Le livre ne se voulait pas une énième biographie. C’était de l’aveu même de son auteure une fiction autour de son histoire, et qui commence par des scènes extrêmement violentes avec sa mère. Le fil conducteur est la lutte de Norma Jean contre ses démons, prisonnière de son personnage de Marilyn Monroe, à la recherche permanente de l’amour dans sa vie personnelle et professionnelle, courant par là-même à sa perte.

Andrew Dominik a mis ses tripes sans cette réalisation. Le réalisateur s’est évertué à retranscrire le style de Joyce Carol Oates, car ce faux-biopic désormais monument de la littérature est d’une violence inouïe dans son récit des relations de Norman Jean avec sa mère et les hommes. Le réalisateur a pris le parti de la traduire dans des scènes très provocantes, parfois choquantes : beaucoup de nudité, des scènes de sexe qui crèvent l’écran et dérangent, tant par leur inutilité que par l’image de Marilyn qu’elles semblent salir encore et encore. Andrew Dominik, présent au Festival, a d’ailleurs précisé que seul Netflix lui avait finalement permis de produire ce film. A cela s’ajoutent nombres d’effets visuels, alternance entre le noir et blanc à la couleur, et des images à mi-chemin entre le cauchemar et l’hallucination.

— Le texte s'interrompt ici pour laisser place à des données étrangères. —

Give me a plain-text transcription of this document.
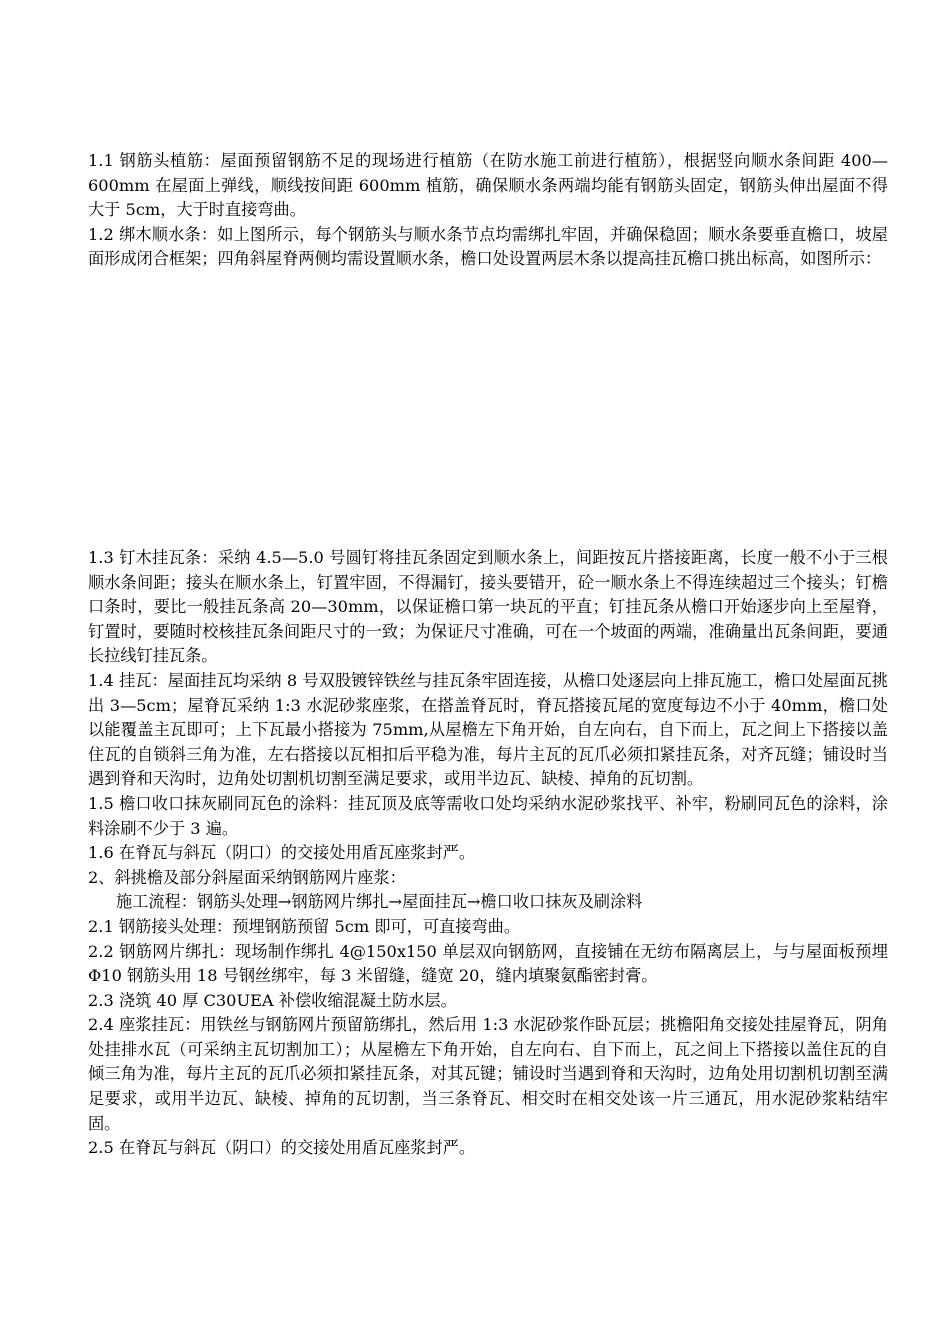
1.1 钢筋头植筋：屋面预留钢筋不足的现场进行植筋（在防水施工前进行植筋），根据竖向顺水条间距 400—600mm 在屋面上弹线，顺线按间距 600mm 植筋，确保顺水条两端均能有钢筋头固定，钢筋头伸出屋面不得大于 5cm，大于时直接弯曲。

1.2 绑木顺水条：如上图所示，每个钢筋头与顺水条节点均需绑扎牢固，并确保稳固；顺水条要垂直檐口，坡屋面形成闭合框架；四角斜屋脊两侧均需设置顺水条，檐口处设置两层木条以提高挂瓦檐口挑出标高，如图所示：

1.3 钉木挂瓦条：采纳 4.5—5.0 号圆钉将挂瓦条固定到顺水条上，间距按瓦片搭接距离，长度一般不小于三根顺水条间距；接头在顺水条上，钉置牢固，不得漏钉，接头要错开，砼一顺水条上不得连续超过三个接头；钉檐口条时，要比一般挂瓦条高 20—30mm，以保证檐口第一块瓦的平直；钉挂瓦条从檐口开始逐步向上至屋脊，钉置时，要随时校核挂瓦条间距尺寸的一致；为保证尺寸准确，可在一个坡面的两端，准确量出瓦条间距，要通长拉线钉挂瓦条。

1.4 挂瓦：屋面挂瓦均采纳 8 号双股镀锌铁丝与挂瓦条牢固连接，从檐口处逐层向上排瓦施工，檐口处屋面瓦挑出 3—5cm；屋脊瓦采纳 1:3 水泥砂浆座浆，在搭盖脊瓦时，脊瓦搭接瓦尾的宽度每边不小于 40mm，檐口处以能覆盖主瓦即可；上下瓦最小搭接为 75mm,从屋檐左下角开始，自左向右，自下而上，瓦之间上下搭接以盖住瓦的自锁斜三角为准，左右搭接以瓦相扣后平稳为准，每片主瓦的瓦爪必须扣紧挂瓦条，对齐瓦缝；铺设时当遇到脊和天沟时，边角处切割机切割至满足要求，或用半边瓦、缺棱、掉角的瓦切割。

1.5 檐口收口抹灰刷同瓦色的涂料：挂瓦顶及底等需收口处均采纳水泥砂浆找平、补牢，粉刷同瓦色的涂料，涂料涂刷不少于 3 遍。

1.6 在脊瓦与斜瓦（阴口）的交接处用盾瓦座浆封严。

2、斜挑檐及部分斜屋面采纳钢筋网片座浆：

施工流程：钢筋头处理→钢筋网片绑扎→屋面挂瓦→檐口收口抹灰及刷涂料

2.1 钢筋接头处理：预埋钢筋预留 5cm 即可，可直接弯曲。

2.2 钢筋网片绑扎：现场制作绑扎 4@150x150 单层双向钢筋网，直接铺在无纺布隔离层上，与与屋面板预埋 Φ10 钢筋头用 18 号钢丝绑牢，每 3 米留缝，缝宽 20，缝内填聚氨酯密封膏。

2.3 浇筑 40 厚 C30UEA 补偿收缩混凝土防水层。

2.4 座浆挂瓦：用铁丝与钢筋网片预留筋绑扎，然后用 1:3 水泥砂浆作卧瓦层；挑檐阳角交接处挂屋脊瓦，阴角处挂排水瓦（可采纳主瓦切割加工）；从屋檐左下角开始，自左向右、自下而上，瓦之间上下搭接以盖住瓦的自倾三角为准，每片主瓦的瓦爪必须扣紧挂瓦条，对其瓦键；铺设时当遇到脊和天沟时，边角处用切割机切割至满足要求，或用半边瓦、缺棱、掉角的瓦切割，当三条脊瓦、相交时在相交处该一片三通瓦，用水泥砂浆粘结牢固。

2.5 在脊瓦与斜瓦（阴口）的交接处用盾瓦座浆封严。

Si le film a enfin pu se faire c’est aussi et surtout parce que Ana de Armas -récompensée d’un Prix du Nouvel Hollywood au Festival de Deauville- s’est fondu dans la peau de Norma Jean de façon bluffante. Neuf mois de travail notamment pour gommer son accent. Les reconstitutions des scènes de films cultes, les tenues iconiques recréées, et le casting qui entoure l’actrice -notamment Adrien Brody saisissant en Arthur Miller- contribuent à la construction de ce mastodonte.

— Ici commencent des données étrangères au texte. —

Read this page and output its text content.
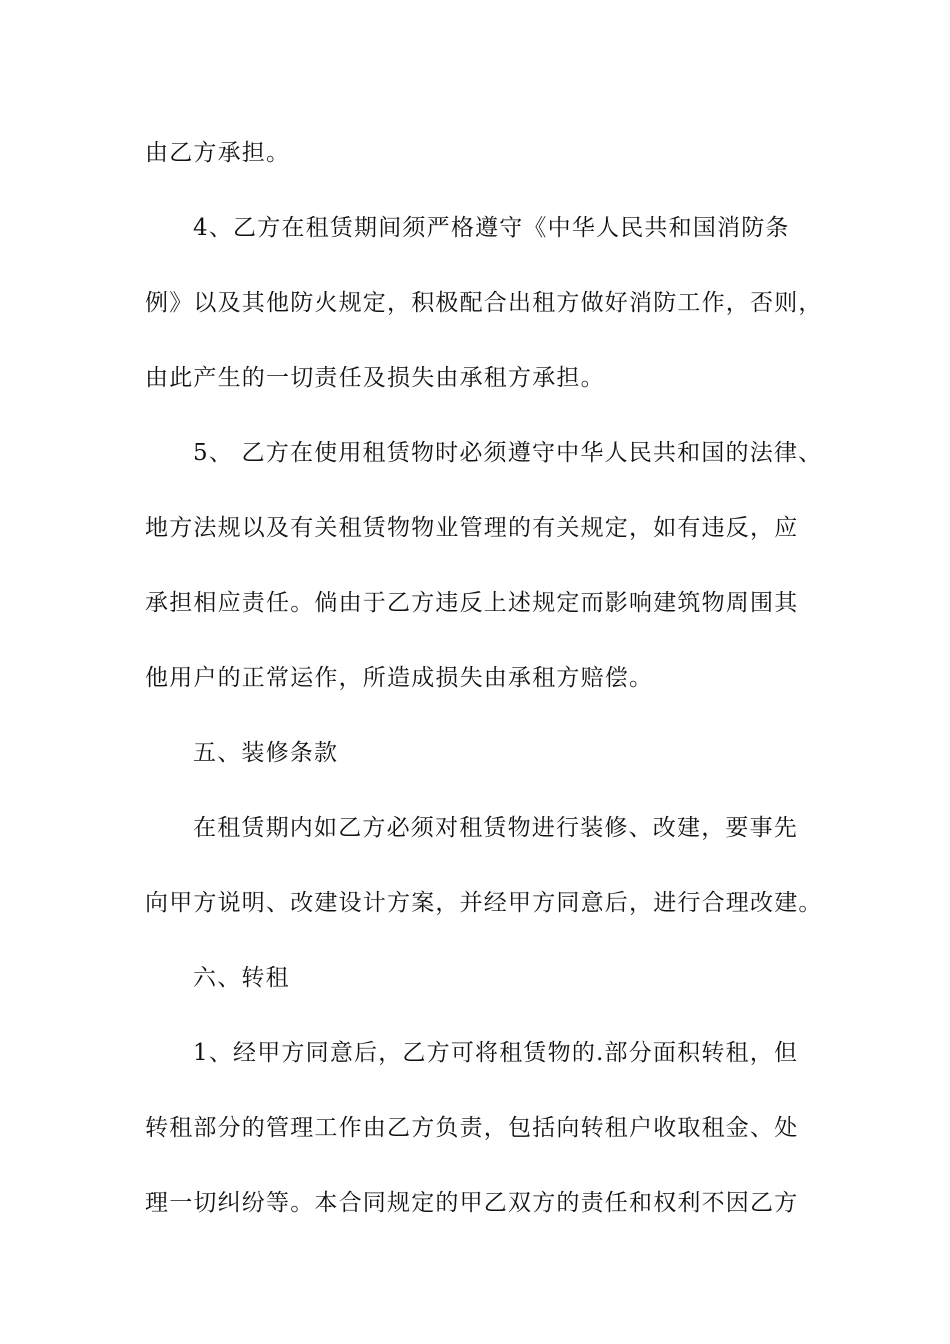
由乙方承担。
4、乙方在租赁期间须严格遵守《中华人民共和国消防条
例》以及其他防火规定，积极配合出租方做好消防工作，否则，
由此产生的一切责任及损失由承租方承担。
5、 乙方在使用租赁物时必须遵守中华人民共和国的法律、
地方法规以及有关租赁物物业管理的有关规定，如有违反，应
承担相应责任。倘由于乙方违反上述规定而影响建筑物周围其
他用户的正常运作，所造成损失由承租方赔偿。
五、装修条款
在租赁期内如乙方必须对租赁物进行装修、改建，要事先
向甲方说明、改建设计方案，并经甲方同意后，进行合理改建。
六、转租
1、经甲方同意后，乙方可将租赁物的.部分面积转租，但
转租部分的管理工作由乙方负责，包括向转租户收取租金、处
理一切纠纷等。本合同规定的甲乙双方的责任和权利不因乙方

L’actrice Ana de Armas et le réalisateur Andrew Dominik au Festival de Deauville © Anne-Sophie R

Le spectateur peut effectivement en ressortir étourdi, sonné ou bien encore écœuré, s’insurgeant que l’on puisse ainsi traiter l’image et le souvenir de cette icône.

Et si finalement le vrai génie c’était justement non pas de réaliser un énième documentaire sur la Marilyn de “Mr President“, mais de susciter l’indignation chez le spectateur qui souhaite la défendre, persuadé d’avoir avoir enfin percé une partie de son mystère.